VainF / Torch-Pruning

[CVPR 2023] Towards Any Structural Pruning; LLMs / SAM / Diffusion / Transformers / YOLOv8 / CNNs
https://arxiv.org/abs/2301.12900
MIT License
2.64k stars 329 forks source link

Pruning MViT #287

Open grigorn opened 10 months ago

grigorn commented 10 months ago

Hi. I am trying to prune MViTv2 with random pruning with the following code

import torch
import timm
from timm.models.mvitv2 import MultiScaleAttention, MultiScaleVit as MViT
import torch_pruning as tp

model = timm.create_model('mvitv2_base.fb_in1k', pretrained=False)
example_inputs = torch.randn(1, 3, 224, 224)

imp = tp.importance.RandomImportance()
ch_groups, num_heads = dict(), dict()
for m in model.modules():
    if isinstance(m, MultiScaleAttention):
        num_heads[m.qkv] = m.num_heads
        ch_groups[m.pool_q] = m.pool_q.groups
        ch_groups[m.pool_k] = m.pool_k.groups
        ch_groups[m.pool_v] = m.pool_v.groups

ignored_layers = [model.head]

pruner = tp.pruner.MetaPruner(
    model, 
    example_inputs, 
    global_pruning=False,
    importance=imp,
    iterative_steps=1,
    pruning_ratio=0.5,
    ignored_layers=ignored_layers,
    out_channel_groups=ch_groups,
    num_heads = num_heads,
    prune_head_dims=False,
    prune_num_heads=True,
    head_pruning_ratio=0.5, 

)
pruner.step()

for m in model.modules():
    if isinstance(m, MultiScaleAttention):
        if num_heads[m.qkv] == 0:
            m.num_heads = 1
        else:
            m.num_heads = num_heads[m.qkv]
        m.dim_out = m.head_dim * m.num_heads

Forward pass after pruning does not work. I think num_heads and pruned dimensions is not being calculated and updated correctly. Initially, num_heads is

 Linear(in_features=96, out_features=288, bias=True): 1,
 Linear(in_features=96, out_features=288, bias=True): 1,
 Linear(in_features=96, out_features=576, bias=True): 2,
 Linear(in_features=192, out_features=576, bias=True): 2,
 Linear(in_features=192, out_features=576, bias=True): 2,
 Linear(in_features=192, out_features=1152, bias=True): 4,
 Linear(in_features=384, out_features=1152, bias=True): 4,
 Linear(in_features=384, out_features=1152, bias=True): 4,

After pruning it becomes this. Layers with 1 head became layers with 0 heads. Also, it has subtracted some number from out_features.
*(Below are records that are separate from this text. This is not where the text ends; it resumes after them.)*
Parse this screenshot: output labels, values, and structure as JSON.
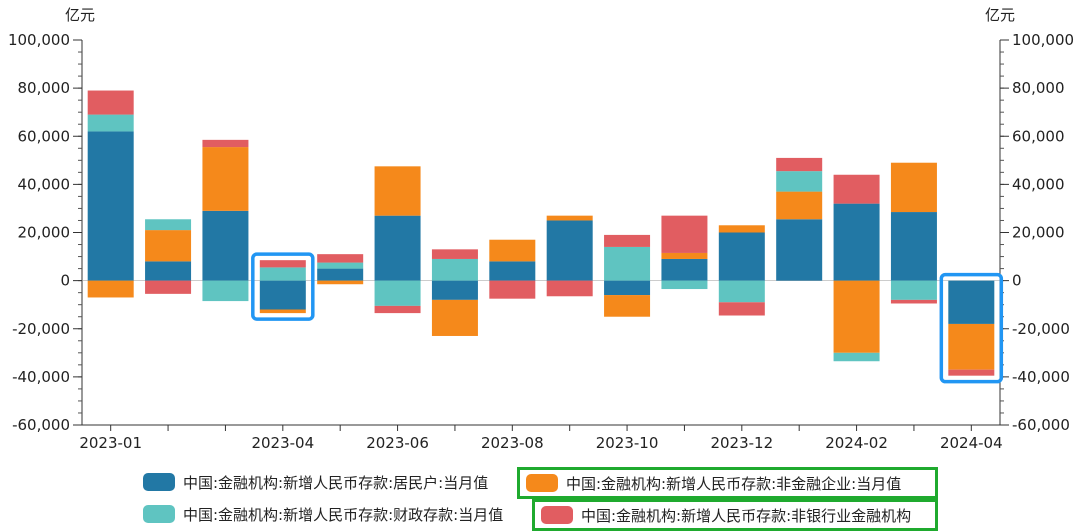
{
  "chart_data": {
    "type": "bar",
    "stacked": true,
    "unit_left": "亿元",
    "unit_right": "亿元",
    "ylim": [
      -60000,
      100000
    ],
    "y_ticks": [
      "100,000",
      "80,000",
      "60,000",
      "40,000",
      "20,000",
      "0",
      "-20,000",
      "-40,000",
      "-60,000"
    ],
    "y_tick_values": [
      100000,
      80000,
      60000,
      40000,
      20000,
      0,
      -20000,
      -40000,
      -60000
    ],
    "x_tick_labels": [
      {
        "index": 0,
        "label": "2023-01"
      },
      {
        "index": 3,
        "label": "2023-04"
      },
      {
        "index": 5,
        "label": "2023-06"
      },
      {
        "index": 7,
        "label": "2023-08"
      },
      {
        "index": 9,
        "label": "2023-10"
      },
      {
        "index": 11,
        "label": "2023-12"
      },
      {
        "index": 13,
        "label": "2024-02"
      },
      {
        "index": 15,
        "label": "2024-04"
      }
    ],
    "categories": [
      "2023-01",
      "2023-02",
      "2023-03",
      "2023-04",
      "2023-05",
      "2023-06",
      "2023-07",
      "2023-08",
      "2023-09",
      "2023-10",
      "2023-11",
      "2023-12",
      "2024-01",
      "2024-02",
      "2024-03",
      "2024-04"
    ],
    "series": [
      {
        "name": "中国:金融机构:新增人民币存款:居民户:当月值",
        "color": "#2278a5",
        "values": [
          62000,
          8000,
          29000,
          -12000,
          5000,
          27000,
          -8000,
          8000,
          25000,
          -6000,
          9000,
          20000,
          25500,
          32000,
          28500,
          -18000
        ]
      },
      {
        "name": "中国:金融机构:新增人民币存款:非金融企业:当月值",
        "color": "#f5891b",
        "values": [
          -7000,
          13000,
          26500,
          -1500,
          -1500,
          20500,
          -15000,
          9000,
          2000,
          -9000,
          2500,
          3000,
          11500,
          -30000,
          20500,
          -19000
        ]
      },
      {
        "name": "中国:金融机构:新增人民币存款:财政存款:当月值",
        "color": "#5fc4c1",
        "values": [
          7000,
          4500,
          -8500,
          5500,
          2500,
          -10500,
          9000,
          0,
          0,
          14000,
          -3500,
          -9000,
          8500,
          -3500,
          -8000,
          0
        ]
      },
      {
        "name": "中国:金融机构:新增人民币存款:非银行业金融机构",
        "color": "#e15d61",
        "values": [
          10000,
          -5500,
          3000,
          3000,
          3500,
          -3000,
          4000,
          -7500,
          -6500,
          5000,
          15500,
          -5500,
          5500,
          12000,
          -1500,
          -2500
        ]
      }
    ],
    "highlight_boxes": [
      3,
      15
    ],
    "highlight_color": "#2196f3",
    "legend_highlight_color": "#1faa2e"
  }
}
 Linear(in_features=48, out_features=285, bias=True): 0,
 Linear(in_features=48, out_features=285, bias=True): 0,
 Linear(in_features=48, out_features=573, bias=True): 1,
 Linear(in_features=96, out_features=573, bias=True): 1,
 Linear(in_features=96, out_features=573, bias=True): 1,
 Linear(in_features=96, out_features=1146, bias=True): 2,
 Linear(in_features=192, out_features=1146, bias=True): 2,
 Linear(in_features=192, out_features=1146, bias=True): 2,

torch_pruning 1.3.2

VainF commented 10 months ago

Hi @grigorn. Thanks for the issue and example. I will take a look at this bug after the CVPR deadline.

grigorn commented 9 months ago

Hi @VainF did you look at this issue?

patelashutosh commented 4 months ago

Hi @VainF, we are also facing similar issue for models which have attention_head_dim as any number greater than 1. The pruned dimensions do not work for forward pass for Attention blocks.